Having a clear idea of what success would look like is good advice in general.

In addition to establishing a performance metric, you should also have a performance baseline. Are you comparing the system to human performance or is there another automated system that you might be comparing against? With this in mind, I always recommend that one start with the simplest approach. This is a topic I’ve written about in the past, but it certainly bears repeating. Many modern machine learning tools are complex and opaque, and sometimes a simpler approach is enough to get excellent performance. Even if the simpler approaches do not reach the performance goal you might be looking for, they may serve as performance baselines of their own, against which the more complex techniques can be compared.

K-nearest neighbors and Support Vector Machine are two relatively easy-to-implement machine learning techniques that each make for a good starting point when tackling a new task. These two apply to a large number of problems and do not require very much parameter tuning.

You might also ask yourself if machine learning is even necessary to solve the problem you are looking to overcome. Nearly a decade ago, I very nearly automated myself out of a job working as a paralegal. Many of the tasks I had been assigned were various types of data entry and were rather straightforward to automate with conventional scripting in Visual Basic: no machine learning necessary. This example is rather clear-cut, but I hear about scenarios like this one in different industries rather frequently. A programmer may be better suited than a data scientist to solve your problem.

I recommend taking a look at this article in which a database programmer in the e-commerce industry describes how a combination of asking the right questions and writing a few clever SQL queries vastly improved the open rate for the company’s marketing emails.

The way in which the system is trained is also important to keep in mind. One important guideline is to use both a test and a validation dataset. For outsiders to the machine learning community, it is usually clear that the data used to tune the parameters of the algorithm, often known as the training set, should not be used to evaluate the performance of the algorithm. A separate test set should be provided to evaluate the performance once the algorithm is trained. However, one might want to tune the parameters of the algorithm in response to the results on the test set. This is bad practice: instead, there should be another data set, known as the validation set, on which the parameters of the algorithm can be tuned. Only once the parameters of the algorithm are fixed should the final performance statistics be generated on the test set.

The primary reason you should want more data than just your training dataset is so that you can understand and mitigate data overfitting. With only a single dataset, it’s easy to be fooled into thinking performance is very good. Convolutional Neural Networks, a popular tool for tasks like image classification and object detection, are so powerful that they are capable of correctly classifying a training dataset of random noise with very high accuracy. However, a machine learning algorithm trained in such a way expectedly performs poorly on the test and validation datasets, since there is no correlation between them and the data upon which the learning algorithm was trained. Some overfitting to your training data is expected, but a large performance gap between the training and test sets may indicate that more data is necessary or that a different machine learning technique should be used.

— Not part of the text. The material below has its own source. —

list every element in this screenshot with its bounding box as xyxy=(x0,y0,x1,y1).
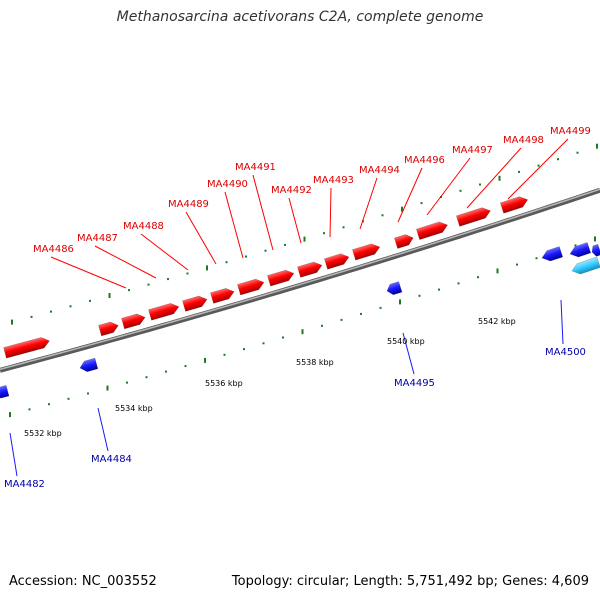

Finally, you should always be wary of bias in your data. This is another issue I have written about at length. Bias manifests itself in subtle ways and can influence the performance of your system in practice. In particular, if your machine learning system will directly interact with users, be sure that the training, test, and validation data you use are collected so that they matche the sort of data that your system will see in production: this is a common failure mode for machine learning systems. In particular, this effect has been known to exacerbate social biases, particularly when there is a disparity between the composition of those who train the system and the end users of the system.

For those curious to read more about dataset bias, I would recommend the fantastic research article Unbiased Look at Dataset Bias by Antonio Torralba and Alexei Efros, two influential researchers in the field of computer vision.


These are just a handful of the things one should keep in mind when using machine learning to make decisions in your business. A slightly more technical guide, Google’s Best Practices for ML Engineering is worth taking a look at: it lists over 40 guidelines one should consider when working with machine learning systems in production and is curated by some of the most talented machine learning engineers in the world. In short, be cautious when using machine learning; despite the incredible promise of these techniques, you should take care to ensure that these systems are actually performing well.